De facto, no dia 21 de fevereiro? ano após ano, sucedem-se anúncios, declarações, mensagens e posicionamentos de entidades políticas, entre outras.
Um dos traços marcantes de todos esses clamores é serem, na maior parte das vezes, desgarrados de uma política linguística coerente e que respeite o quadro constitucional. Um outro, o de se substituírem à definição de objetivos claros e duradouros. A excessiva insistência com que se bate na tecla da “valorização da língua materna” é, então, justificada como sendo a superior defesa dos interesses do cidadão.
Ora, esse viés ideológico não passa de um incumprimento da Constituição da República (CRCV) e, neste sentido, representa um retrocesso a um estádio anterior à constitucionalização da LCV, ou seja, à I República.
De facto, os primeiros quinze anos da I República (1975-1991), atentou-se nas línguas de Cabo Verde e, muito especialmente, na LCV, mas enquanto instrumentos didático-pedagógicos e de cultura, em detrimento da respetiva dimensão política.
Foi, pois, nesse período, que o ideal da Independência, de fazer de Cabo Verde um país onde o Estado e a Nação se deviam encontrar, partilhar os mesmos valores e as mesmas línguas, acabou por ser adiado. Perpetuou-se o desfasamento entre a língua do Estado e a da maioria da população, tanto mais que a situação se coadunava com a natureza não-democrática do regime, o qual, obviamente, não aceitava a participação dos cidadãos na coisa pública. Pelo contrário, o condicionamento ao direito de liberdade, entre outras, de expressão, de informação, de imprensa, de criação artística, era incompatível com a possibilidade de se considerar a problemática linguística como uma exigência de cidadania.
Atualmente, parece que se quer voltar a dissociar a situação linguística da construção da democracia.
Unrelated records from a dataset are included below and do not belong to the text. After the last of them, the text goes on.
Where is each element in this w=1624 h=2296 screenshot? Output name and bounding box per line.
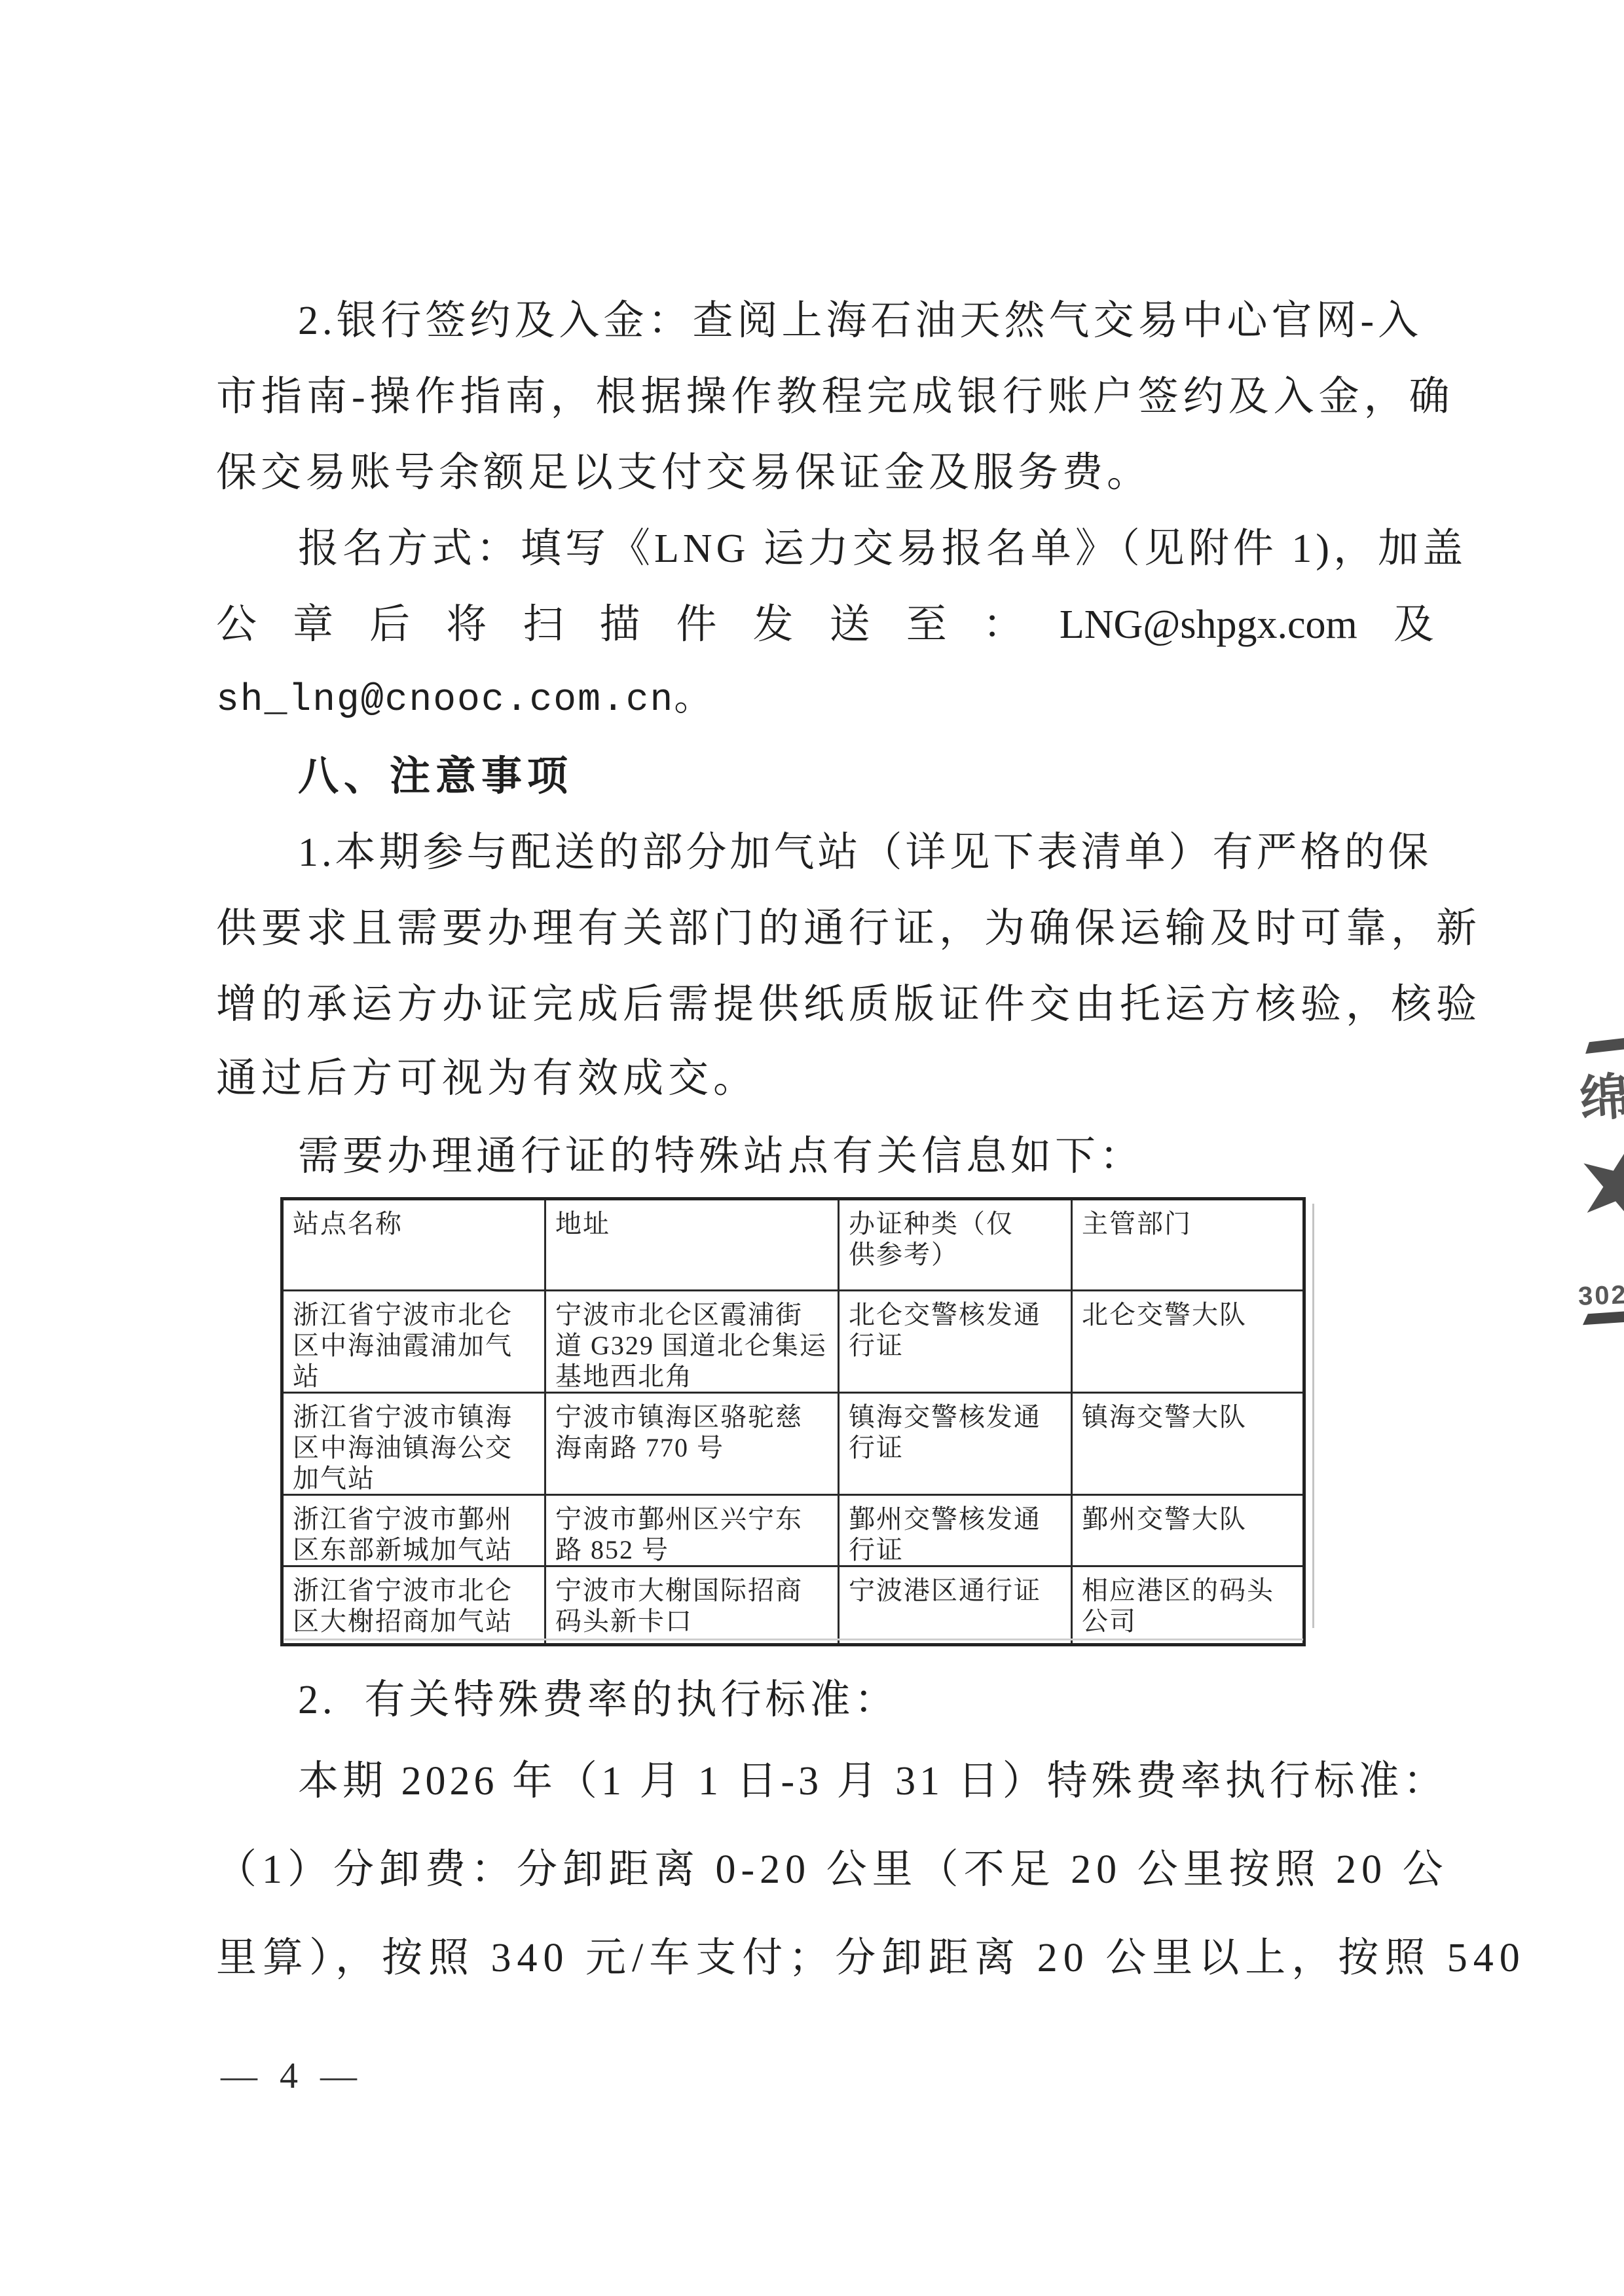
table-cell: 北仑交警核发通 行证 xyxy=(839,1291,1072,1393)
edge-artifact-bar-icon xyxy=(1585,1035,1624,1054)
signup-line-2-token: 发 xyxy=(753,599,794,651)
signup-line-2-token: ： xyxy=(983,599,1024,651)
signup-line-2-token: 后 xyxy=(369,599,410,651)
edge-artifact-glyphs: 绵 xyxy=(1579,1039,1624,1128)
signup-line-2-token: 及 xyxy=(1393,599,1434,651)
table-header-cell: 主管部门 xyxy=(1072,1199,1304,1291)
table-row: 浙江省宁波市镇海 区中海油镇海公交 加气站宁波市镇海区骆驼慈 海南路 770 号… xyxy=(282,1393,1304,1495)
table-cell: 北仑交警大队 xyxy=(1072,1291,1304,1393)
signup-line-2-token: 至 xyxy=(906,599,947,651)
note2-line-1: 本期 2026 年（1 月 1 日-3 月 31 日）特殊费率执行标准： xyxy=(298,1755,1434,1807)
note1-line-3: 增的承运方办证完成后需提供纸质版证件交由托运方核验，核验 xyxy=(216,978,1434,1031)
paragraph-signup-line-1: 报名方式：填写《LNG 运力交易报名单》（见附件 1)，加盖 xyxy=(298,523,1434,575)
table-cell: 宁波市大榭国际招商 码头新卡口 xyxy=(545,1566,839,1645)
table-cell: 宁波港区通行证 xyxy=(839,1566,1072,1645)
note2-heading: 2. 有关特殊费率的执行标准： xyxy=(298,1674,1434,1726)
table-cell: 镇海交警大队 xyxy=(1072,1393,1304,1495)
table-cell: 浙江省宁波市北仑 区中海油霞浦加气 站 xyxy=(282,1291,545,1393)
table-header-row: 站点名称地址办证种类（仅 供参考）主管部门 xyxy=(282,1199,1304,1291)
note2-line-3: 里算），按照 340 元/车支付；分卸距离 20 公里以上，按照 540 xyxy=(216,1932,1434,1984)
paragraph-signup-line-2: 公章后将扫描件发送至：LNG@shpgx.com及 xyxy=(216,599,1434,651)
table-cell: 鄞州交警大队 xyxy=(1072,1495,1304,1566)
section-heading-notes: 八、注意事项 xyxy=(298,750,1434,803)
signup-line-2-token: 扫 xyxy=(523,599,563,651)
table-header-cell: 站点名称 xyxy=(282,1199,545,1291)
paragraph-bank-line-3: 保交易账号余额足以支付交易保证金及服务费。 xyxy=(216,447,1434,499)
table-cell: 浙江省宁波市镇海 区中海油镇海公交 加气站 xyxy=(282,1393,545,1495)
table-cell: 宁波市北仑区霞浦街 道 G329 国道北仑集运 基地西北角 xyxy=(545,1291,839,1393)
paragraph-signup-line-3-email: sh_lng@cnooc.com.cn。 xyxy=(216,675,1434,727)
table-cell: 宁波市镇海区骆驼慈 海南路 770 号 xyxy=(545,1393,839,1495)
signup-line-2-token: 件 xyxy=(676,599,716,651)
document-page: 2.银行签约及入金：查阅上海石油天然气交易中心官网-入 市指南-操作指南，根据操… xyxy=(0,0,1624,2296)
table-scan-shadow-vertical xyxy=(1312,1204,1314,1628)
note1-line-2: 供要求且需要办理有关部门的通行证，为确保运输及时可靠，新 xyxy=(216,902,1434,955)
signup-line-2-token: LNG@shpgx.com xyxy=(1060,599,1357,651)
table-cell: 相应港区的码头 公司 xyxy=(1072,1566,1304,1645)
paragraph-bank-line-2: 市指南-操作指南，根据操作教程完成银行账户签约及入金，确 xyxy=(216,371,1434,423)
permit-table-body: 站点名称地址办证种类（仅 供参考）主管部门浙江省宁波市北仑 区中海油霞浦加气 站… xyxy=(282,1199,1304,1645)
signup-line-2-token: 公 xyxy=(216,599,257,651)
page-number: — 4 — xyxy=(221,2055,363,2097)
paragraph-bank-line-1: 2.银行签约及入金：查阅上海石油天然气交易中心官网-入 xyxy=(298,295,1434,347)
note2-line-2: （1）分卸费：分卸距离 0-20 公里（不足 20 公里按照 20 公 xyxy=(216,1843,1434,1896)
table-row: 浙江省宁波市北仑 区大榭招商加气站宁波市大榭国际招商 码头新卡口宁波港区通行证相… xyxy=(282,1566,1304,1645)
signup-line-2-token: 送 xyxy=(830,599,870,651)
table-scan-shadow-horizontal xyxy=(284,1639,1303,1640)
signup-line-2-token: 章 xyxy=(293,599,333,651)
permit-stations-table: 站点名称地址办证种类（仅 供参考）主管部门浙江省宁波市北仑 区中海油霞浦加气 站… xyxy=(280,1197,1306,1646)
note1-line-1: 1.本期参与配送的部分加气站（详见下表清单）有严格的保 xyxy=(298,826,1434,879)
edge-artifact-bar2-icon xyxy=(1583,1311,1624,1325)
table-cell: 宁波市鄞州区兴宁东 路 852 号 xyxy=(545,1495,839,1566)
table-cell: 鄞州交警核发通 行证 xyxy=(839,1495,1072,1566)
table-header-cell: 地址 xyxy=(545,1199,839,1291)
table-row: 浙江省宁波市鄞州 区东部新城加气站宁波市鄞州区兴宁东 路 852 号鄞州交警核发… xyxy=(282,1495,1304,1566)
table-row: 浙江省宁波市北仑 区中海油霞浦加气 站宁波市北仑区霞浦街 道 G329 国道北仑… xyxy=(282,1291,1304,1393)
table-intro-line: 需要办理通行证的特殊站点有关信息如下： xyxy=(298,1130,1434,1183)
signup-line-2-token: 将 xyxy=(446,599,487,651)
table-header-cell: 办证种类（仅 供参考） xyxy=(839,1199,1072,1291)
signup-line-2-token: 描 xyxy=(599,599,640,651)
edge-artifact-star-icon: ★ xyxy=(1562,1122,1624,1246)
table-cell: 浙江省宁波市鄞州 区东部新城加气站 xyxy=(282,1495,545,1566)
note1-line-4: 通过后方可视为有效成交。 xyxy=(216,1052,1434,1105)
edge-artifact-code: 3020 xyxy=(1578,1280,1624,1311)
table-cell: 浙江省宁波市北仑 区大榭招商加气站 xyxy=(282,1566,545,1645)
table-cell: 镇海交警核发通 行证 xyxy=(839,1393,1072,1495)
Um dos sinais dessa tendência, a qual se vai propagando, é a crescente subestimação do papel da escrita no modelo cultural e político cabo-verdiano.
Ora, a relação entre os cidadãos e as instituições republicanas, do mesmo modo que a ação do Estado de Cabo Verde, como de qualquer Estado moderno, realiza-se, fundamentalmente, através da palavra escrita.
E é, precisamente, por ser um valor fundamental do nosso sistema político que, desde 1999, o artigo 9° da CR-CV prevê uma configuração linguística que tenha em conta a escrita como pilar do Estado de direito democrático, da Escola cabo-verdiana e da nossa história cultural, de matriz cristã.
O problema é que, no espaço desses quase vinte e cinco anos, surgem, cada vez mais, iniciativas que põem em perigo esse princípio.
Um caso emblemático é a decisão da Presidência da República, em março passado, de patrocinar traduções da CR-CV em todas as variantes [sic] da LCV, com o objetivo de “contribuir para o acesso integral de todos os cidadãos à CRCV na sua própria forma de expressar e para a padronização da língua”.
Ou seja, perante a inexistência, por enquanto, de uma norma-padrão para a escrita da LCV (o que, note-se, inviabiliza, de momento, a oficialização), o Presidente da República (PR) propõe a criação de uma Babel crioula, onde os cidadãos cabo-verdianos serão segmentados e diferenciados pela “forma de expressar”.
Quanto à Carta Magna (logo, qualquer outra lei da República), ela passa a ser adaptável, ao gosto do falante. Chegados a aqui, pergunta-se a quem se destina, então, a versão oficial em língua portuguesa.
Mas o verdadeiro cerne da questão é este: se o PR, enquanto garante da coesão nacional e do cumprimento da CR-CV, em vez de promover o igual acesso de todos os cidadãos cabo-verdianos à língua portuguesa e oficial, a que o Estado está obrigado, opta por relegar os cidadãos cabo-verdianos à oralidade e, simbolicamente, por exclui-los do espaço comum da língua oficial, qual é a lógica de se conhecer a CR-CV, em que língua for?
Estas são algumas questões cujas respostas seriam bem-vindas no próximo dia 21. Este será, seguramente, menos enredado se se recomeçar a tratar a LCV como parte integrante do nosso regime democrático e, não, parte de um desastre onde alguns projetos nos podem conduzir.
No calendário deste ano, o Dia Internacional da Língua Materna e o Carnaval vão-se encontrar no espaço da mesma terça-feira. Possa tal coincidência ser inspiradora e proporcionar aos cabo-verdianos a mesma criatividade demonstrada nos desfiles carnavalescos, para a procura das melhores soluções para as línguas de Cabo Verde.
Texto originalmente publicado na edição impressa do Expresso das Ilhas nº 1107 de 15 de Fevereiro de 2023.